此外,我假设您还想知道进行乘法时发生的加法进位数。继续我们的例子,当我们乘以34 * 40时,我们有一个乘法进位(4 * 4)。我们现在必须添加两个结果(272和1360)。这将导致一次加法进位,进位运算总数等于3。
基本上,我计算了总数,不包括超过最大数量。这意味着90 * 9不会有任何携带。同样,90 + 99也没有任何进位。我决定了这种行为,根据你的加法如何运作。如果你不是故意要发生这种情况,并希望包括最后一位的进位,只需按照**** ... ****评论中注明的代码更改。
代码如下。我包括了我自己的计算附加执行的实现。

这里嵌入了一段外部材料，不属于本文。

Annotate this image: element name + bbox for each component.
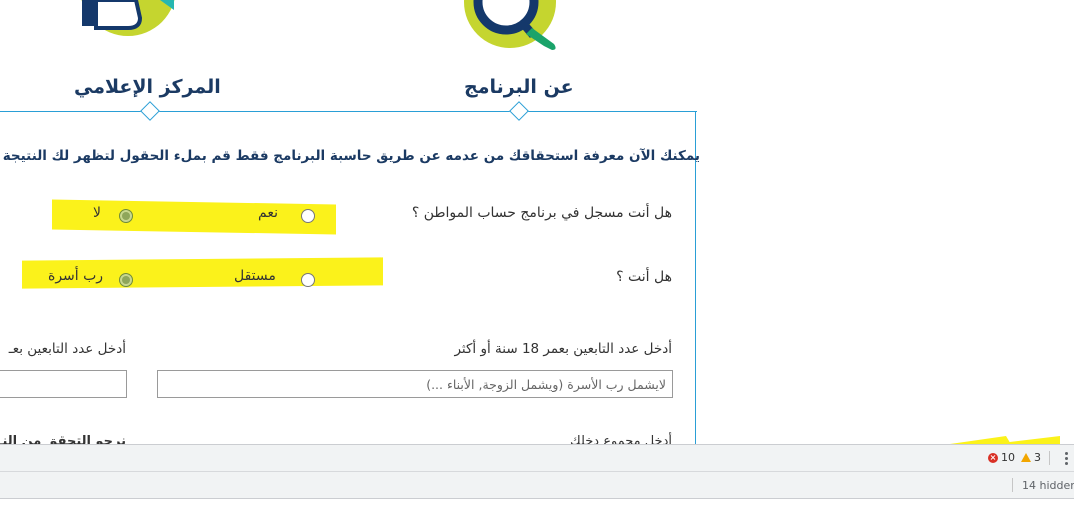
question-type-label: هل أنت ؟	[616, 269, 672, 285]
tab-pointer-about-program	[509, 101, 529, 121]
nav-media-center[interactable]: المركز الإعلامي	[74, 76, 221, 98]
form-intro-text: يمكنك الآن معرفة استحقاقك من عدمه عن طري…	[2, 148, 700, 164]
radio-label-independent: مستقل	[234, 268, 276, 284]
tab-pointer-media-center	[140, 101, 160, 121]
nav-about-program[interactable]: عن البرنامج	[464, 76, 574, 98]
radio-registered-no[interactable]	[119, 209, 133, 223]
radio-registered-yes[interactable]	[301, 209, 315, 223]
radio-label-head-of-family: رب أسرة	[48, 268, 104, 284]
radio-label-yes: نعم	[258, 205, 278, 221]
devtools-console-area	[0, 499, 1074, 520]
dependents-18plus-label: أدخل عدد التابعين بعمر 18 سنة أو أكثر	[454, 341, 672, 357]
dependents-under-input[interactable]	[0, 370, 127, 398]
media-center-icon[interactable]	[78, 0, 178, 40]
radio-label-no: لا	[93, 205, 101, 221]
error-icon[interactable]: ×	[988, 453, 998, 463]
dependents-18plus-input[interactable]	[157, 370, 673, 398]
error-count[interactable]: 10	[1001, 451, 1015, 464]
form-box-top-border	[0, 111, 697, 112]
about-program-icon[interactable]	[460, 0, 570, 52]
dependents-under-label: أدخل عدد التابعين بعـ	[8, 341, 126, 357]
filter-divider	[1012, 478, 1013, 492]
radio-type-head-of-family[interactable]	[119, 273, 133, 287]
warning-count[interactable]: 3	[1034, 451, 1041, 464]
hidden-messages-count: 14 hidden	[1022, 479, 1074, 492]
more-options-icon[interactable]	[1065, 452, 1068, 467]
toolbar-divider	[1049, 451, 1050, 465]
warning-icon[interactable]	[1021, 453, 1031, 462]
question-registered-label: هل أنت مسجل في برنامج حساب المواطن ؟	[411, 205, 672, 221]
radio-type-independent[interactable]	[301, 273, 315, 287]
devtools-toolbar: × 10 3	[0, 444, 1074, 471]
devtools-filter-bar: 14 hidden	[0, 471, 1074, 499]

它应该在功能上等同于您发布的代码。
def num_add_carries(x, y):
"""
Return a count of the number of addition carries.
@param x: A number to add, as an integer.
@param y: A number to add, as an integer.
@return: The total number of carry operations.
"""
# Determine which number is the larger one
if y <= x:
min_num = y; max_num = x
else:
min_num = x; max_num = y
# Initialize some parameters
num_carries = 0
smin = str(min_num); smin_length = len(smin)
smax = str(max_num); smax_length = len(smax)
# Determine the end looping parameter
# **** Set to '-1' to include the end carry ****
end_ix = -1 if smin_length != smax_length else 0
# Iteratively perform the multiplication, counting the mult carries
for i, ix in enumerate(xrange(smin_length - 1, end_ix, -1), 1):
if int(smax[-i]) + int(smin[ix]) > 9:
num_carries += 1
return num_carries
def num_mult_carries(x, y):
"""
Return a count of the total number of multiplication carries, including
all necessary addition carries.
@param x: A number to add, as an integer.
@param y: A number to add, as an integer.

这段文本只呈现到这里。